Создавая новый поэтический язык, свободный от макаронизмов и сарматской напыщенности, Нарушевич не смог, однако, до конца выдержать строй классицистической стилистики. Тяжеловесные метафоры, причудливая орнаментация, специфические неологизмы, надуманная архаизация и инверсия выдавали в нем профессора поэтики и риторики недавнего прошлого.

Эти отзвуки «сарматской лиры» уже не коснулись поэзии Станислава Трембецкого (1739—1812), выступившего в середине 70-х годов, когда умолкает Нарушевич, увлеченный работой над фундаментальной «Историей польского народа». Королевский секретарь, эрудит, чья молодость прошла в Париже, Трембецкий, дебютировав в зрелые годы, сразу выступает как поэт сложившийся и свободный от сарматских влияний. Его описательные поэмы, оды, послания, панегирики, фрашки и лирика, проникнутые просветительскими идеями, содержащие острую и смелую для того времени критику не только феодальных отношений и морали, но и католицизма (вплоть до недвусмысленных замечаний в адрес папы), стилистически отточены, многообразны по ритмике, отличаются новизной силлабических стихотворных форм. Он первым вводит в польскую поэзию алкееву строфу, создает ритмический тринадцатисложник с гармонически выдержанной цезурой, получивший широкое распространение в 80—90-е годы. В баснях его проступают свойственные польскому фольклору элементы силлаботонизма. Воскрешая традиции польского возрождения, зачастую отказываясь от классицистически универсальной обобщенности, Трембецкий рельефно выписывает сценки, образы и типы наблюдаемой действительности, смело включает в поэзию живую разговорную речь. Введенным Нарушевичем классицистическим жанрам поэт придает чисто национальное своеобразие, насыщая их польским колоритом как в сюжете, так и в языке, стиле. Видя в поэтическом слове особое художественно выразительное средство, он во многом предвосхищает польских романтиков, которые нарекли его своим предтечей.

Басни Трембецкого примечательны не только реально-бытовой фабулой, но нередко и социально намеченным конфликтом, сочной разговорностью языка, речевым портретом. Подобное отношение к художественному изображению отличает и комедию Трембецкого (по мотивам Вольтера) «Блудный сын» (1780), обличающую пережитки прошлого в шляхетской среде. В лирике поэта видны веяния рококо. Легкие полутона, переливы настроений, будто на лету схваченные движения и жесты, светское остроумие и тонкий юмор, обостренное чувство ритма — все это, наряду с версификаторским мастерством, подымает его стихи до вершин лирической поэзии польского Просвещения.

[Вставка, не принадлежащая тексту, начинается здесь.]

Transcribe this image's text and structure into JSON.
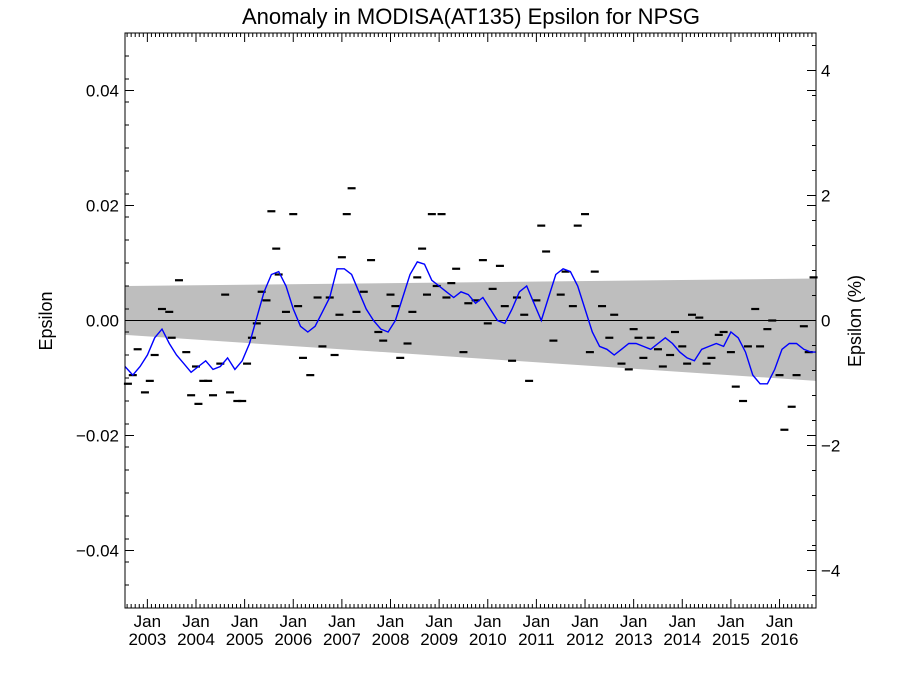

Вслед за Трембецким в середине 70-х годов дебютировал в литературе и Игнацы Красицкий (1735—1801), впоследствии завоевавший славу «князя поэтов». Человек широкой эрудиции, автор просветительской энциклопедии («Собрание необходимых сведений», 1781) и своего рода истории всемирной литературы («О стихотворстве и стихотворцах», изд. 1803), Красицкий-поэт утверждает в национальной литературе классицизм во всей его завершенности и полноте. Его поэмы, сатиры, оды, гимны, поэтические послания, песни, фрашки, басни замечательны строго продуманной композицией, отточенной формой, лаконизмом и логической прозрачностью стиля. Один из творцов нового литературного языка, основанного на разговорной речи высокообразованной аристократической и интеллигентской среды, Красицкий выступает и как мастер стиха. Он совершенствует ритмико-рифмический, силлабический строй, обогащает поэзию элементами фольклорного силлаботонизма, шлифует октаву, введенную в польскую версификацию поэтами барокко (XVII в.). Его формально-стилистическая виртуозность особенно наглядно предстает в лапидарных баснях-эпиграммах. Поэт не морализирует в них: смысл диктуется логикой развития сюжета, характером кульминации и развязки, обусловленных просветительски-скептическим видением реальности (верх берет богатый и сильный, законы создаются в угоду беззаконию, ханжество преобладает над верой, а расчет — над чувством).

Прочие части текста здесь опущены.